Position: Senior Lecturer, Field: System design, embedded systems, software engineering, Organisation: Department of Electrical and Computer Engineering, University of Canterbury.
As a child, Dr Allan McInnes was interested in aircraft and spacecraft. How does a Kiwi kid go from dreaming about flight to working on the B-2 stealth bomber and the Mars exploration rovers?
Allan was intrigued by computers and programming as an intermediate school student. This led to an undergraduate degree in electrical and electronic engineering from the University of Canterbury. Allan moved to the US and worked as a software engineer for a small defence contractor. There he developed programs to test the electronics on the B-2 stealth bomber.
Allan’s next move was to follow in some famous footsteps – those of Mercury astronaut Gus Grisson and Apollo astronaut Neil Armstrong – and study at Purdue University’s School of Aeronautics and Astronautics. The focus for his master’s degree was spacecraft orbit mechanics.
He then worked at the Aerospace Corporation, designing spacecraft for US Air Force space missions. Allan says, “I was lucky to be able to work as a systems engineer, which meant taking on the big picture and trying to understand how all of the pieces fit together. I worked on a lot of interesting projects.” One of these projects was the Mars exploration rovers. Allan worked on ‘failure mode analysis’ – he had to look at all the different ways the system might fail and make sure that this either wouldn’t happen or that there was a back-up plan. The rovers had an initial 90-day mission, but they functioned so well that their missions were extended – to over 6 years – or more than 25 times longer than originally planned!

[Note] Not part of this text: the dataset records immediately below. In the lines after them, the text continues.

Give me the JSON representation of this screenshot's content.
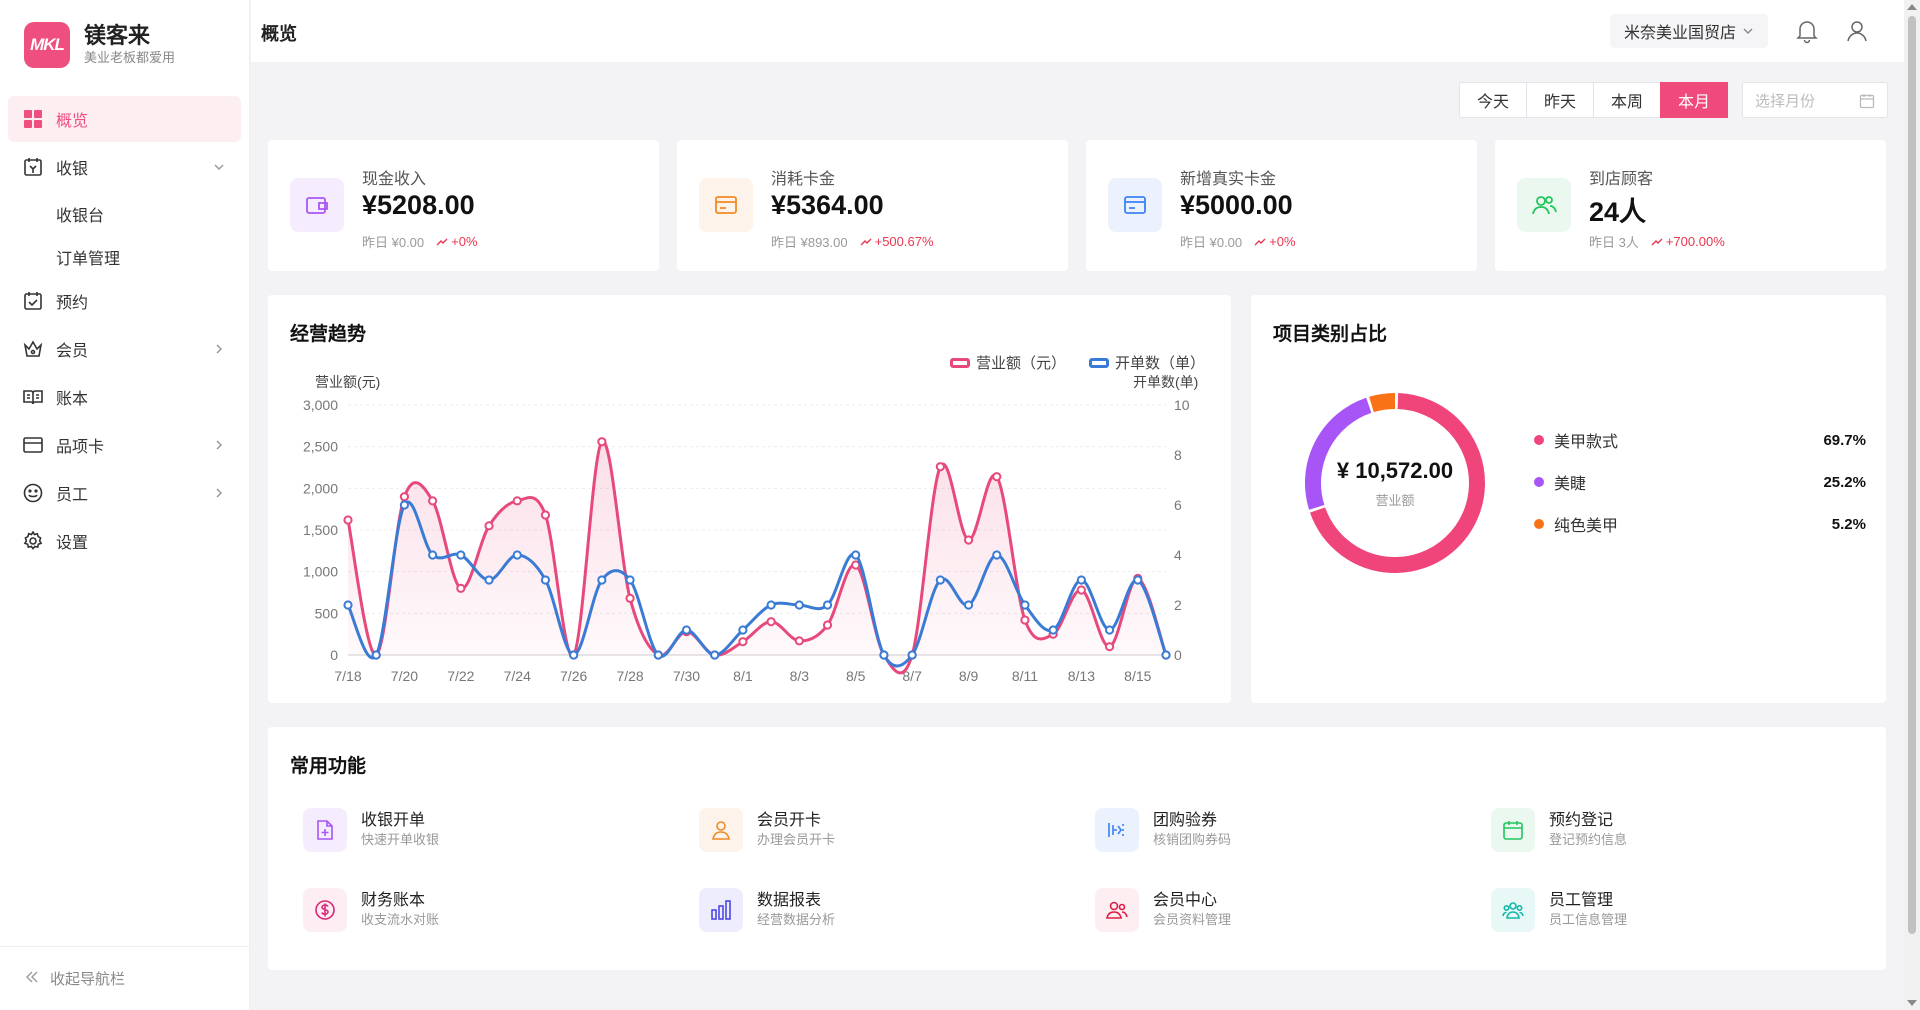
{
  "brand": {
    "name": "镁客来",
    "tagline": "美业老板都爱用",
    "logo_text": "MKL"
  },
  "nav": {
    "items": [
      {
        "label": "概览",
        "icon": "grid-icon"
      },
      {
        "label": "收银",
        "icon": "cashier-icon"
      },
      {
        "label": "收银台"
      },
      {
        "label": "订单管理"
      },
      {
        "label": "预约",
        "icon": "calendar-check-icon"
      },
      {
        "label": "会员",
        "icon": "crown-icon"
      },
      {
        "label": "账本",
        "icon": "book-icon"
      },
      {
        "label": "品项卡",
        "icon": "card-icon"
      },
      {
        "label": "员工",
        "icon": "smile-icon"
      },
      {
        "label": "设置",
        "icon": "gear-icon"
      }
    ],
    "collapse_label": "收起导航栏"
  },
  "header": {
    "title": "概览",
    "store": "米奈美业国贸店"
  },
  "date_filter": {
    "options": [
      "今天",
      "昨天",
      "本周",
      "本月"
    ],
    "active": "本月",
    "month_placeholder": "选择月份"
  },
  "stats": [
    {
      "label": "现金收入",
      "value": "¥5208.00",
      "yesterday": "昨日 ¥0.00",
      "change": "+0%",
      "color": "#a855f7",
      "bg": "#f5edfd",
      "icon": "wallet-icon"
    },
    {
      "label": "消耗卡金",
      "value": "¥5364.00",
      "yesterday": "昨日 ¥893.00",
      "change": "+500.67%",
      "color": "#f08a24",
      "bg": "#fdf3ea",
      "icon": "card-icon"
    },
    {
      "label": "新增真实卡金",
      "value": "¥5000.00",
      "yesterday": "昨日 ¥0.00",
      "change": "+0%",
      "color": "#3b82f6",
      "bg": "#ebf2fd",
      "icon": "card-icon"
    },
    {
      "label": "到店顾客",
      "value": "24人",
      "yesterday": "昨日 3人",
      "change": "+700.00%",
      "color": "#22c55e",
      "bg": "#eaf8ef",
      "icon": "users-icon"
    }
  ],
  "trend": {
    "title": "经营趋势"
  },
  "chart_data": {
    "type": "line",
    "x": [
      "7/18",
      "7/19",
      "7/20",
      "7/21",
      "7/22",
      "7/23",
      "7/24",
      "7/25",
      "7/26",
      "7/27",
      "7/28",
      "7/29",
      "7/30",
      "7/31",
      "8/1",
      "8/2",
      "8/3",
      "8/4",
      "8/5",
      "8/6",
      "8/7",
      "8/8",
      "8/9",
      "8/10",
      "8/11",
      "8/12",
      "8/13",
      "8/14",
      "8/15",
      "8/16"
    ],
    "x_tick_labels": [
      "7/18",
      "7/20",
      "7/22",
      "7/24",
      "7/26",
      "7/28",
      "7/30",
      "8/1",
      "8/3",
      "8/5",
      "8/7",
      "8/9",
      "8/11",
      "8/13",
      "8/15"
    ],
    "series": [
      {
        "name": "营业额（元）",
        "axis": "left",
        "color": "#e8497b",
        "values": [
          1620,
          0,
          1900,
          1850,
          800,
          1550,
          1850,
          1680,
          0,
          2560,
          680,
          0,
          280,
          0,
          160,
          400,
          170,
          360,
          1080,
          0,
          0,
          2260,
          1380,
          2140,
          420,
          250,
          780,
          100,
          920,
          0
        ]
      },
      {
        "name": "开单数（单）",
        "axis": "right",
        "color": "#3a7bd5",
        "values": [
          2,
          0,
          6,
          4,
          4,
          3,
          4,
          3,
          0,
          3,
          3,
          0,
          1,
          0,
          1,
          2,
          2,
          2,
          4,
          0,
          0,
          3,
          2,
          4,
          2,
          1,
          3,
          1,
          3,
          0
        ]
      }
    ],
    "y_left": {
      "label": "营业额(元)",
      "ticks": [
        "0",
        "500",
        "1,000",
        "1,500",
        "2,000",
        "2,500",
        "3,000"
      ],
      "range": [
        0,
        3000
      ]
    },
    "y_right": {
      "label": "开单数(单)",
      "ticks": [
        "0",
        "2",
        "4",
        "6",
        "8",
        "10"
      ],
      "range": [
        0,
        10
      ]
    },
    "legend": "top-right",
    "grid": true
  },
  "category": {
    "title": "项目类别占比",
    "total": "¥ 10,572.00",
    "total_label": "营业额",
    "items": [
      {
        "name": "美甲款式",
        "pct": "69.7%",
        "value": 69.7,
        "color": "#f0457b"
      },
      {
        "name": "美睫",
        "pct": "25.2%",
        "value": 25.2,
        "color": "#a855f7"
      },
      {
        "name": "纯色美甲",
        "pct": "5.2%",
        "value": 5.2,
        "color": "#f97316"
      }
    ]
  },
  "functions": {
    "title": "常用功能",
    "items": [
      {
        "name": "收银开单",
        "desc": "快速开单收银",
        "icon": "file-plus-icon",
        "color": "#a855f7",
        "bg": "#f5edfd"
      },
      {
        "name": "会员开卡",
        "desc": "办理会员开卡",
        "icon": "user-icon",
        "color": "#f08a24",
        "bg": "#fdf3ea"
      },
      {
        "name": "团购验券",
        "desc": "核销团购券码",
        "icon": "ticket-icon",
        "color": "#3b82f6",
        "bg": "#ebf2fd"
      },
      {
        "name": "预约登记",
        "desc": "登记预约信息",
        "icon": "calendar-icon",
        "color": "#22c55e",
        "bg": "#eaf8ef"
      },
      {
        "name": "财务账本",
        "desc": "收支流水对账",
        "icon": "dollar-icon",
        "color": "#db2777",
        "bg": "#fdeef4"
      },
      {
        "name": "数据报表",
        "desc": "经营数据分析",
        "icon": "bar-chart-icon",
        "color": "#4f46e5",
        "bg": "#eeedfd"
      },
      {
        "name": "会员中心",
        "desc": "会员资料管理",
        "icon": "users-icon",
        "color": "#e11d48",
        "bg": "#fdeef1"
      },
      {
        "name": "员工管理",
        "desc": "员工信息管理",
        "icon": "team-icon",
        "color": "#14b8a6",
        "bg": "#e8f8f6"
      }
    ]
  }
}
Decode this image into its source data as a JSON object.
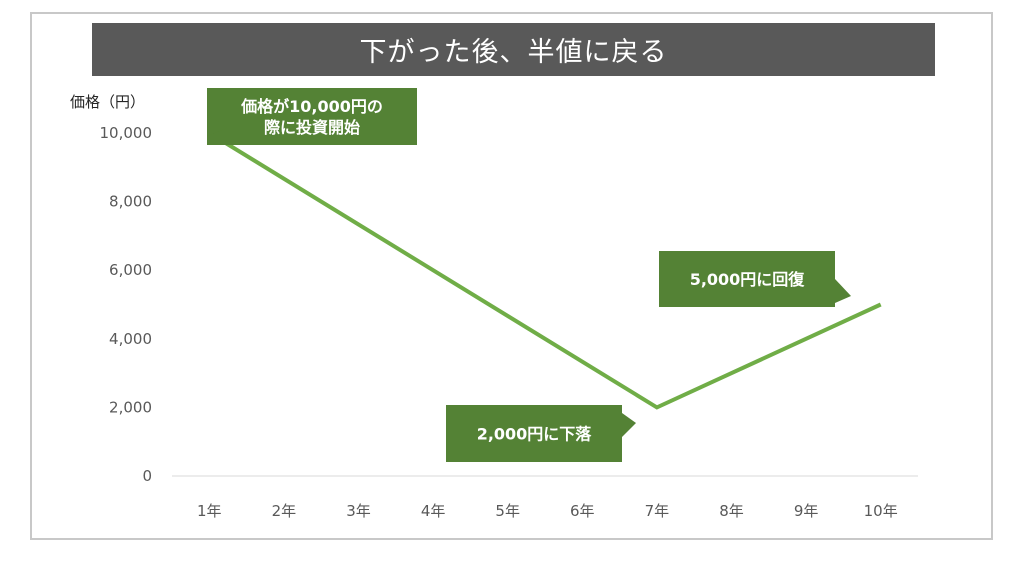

After a few years of spacecraft design, Allan did a PhD in electrical and computer engineering at Utah State University. He says, “There I did research on applying process algebra and model-checking (techniques from computer science) to understanding the behaviour of spacecraft systems. In a sense, that project brought together my interests in software development and spacecraft design.”
There’s always something new to learn. Design is all about learning things – if we already understood the problem, we wouldn’t need to design a solution.
Allan returned to New Zealand to work in the Department of Electrical and Computer Engineering, University of Canterbury. He’s excited to be back working with many of the people who helped him have a great undergraduate experience and to have the opportunity to work with graduate students. His current research is focused on using software to make the things around us – cars, houses and robots – ‘smarter’. He’s also developing computer simulations to help design complex systems and ensure that they work as they’ve been designed to.
Outside of work, Allan likes to discover new craft beers, go hiking and dabble with new programming languages.
This article is based on information current in 2013.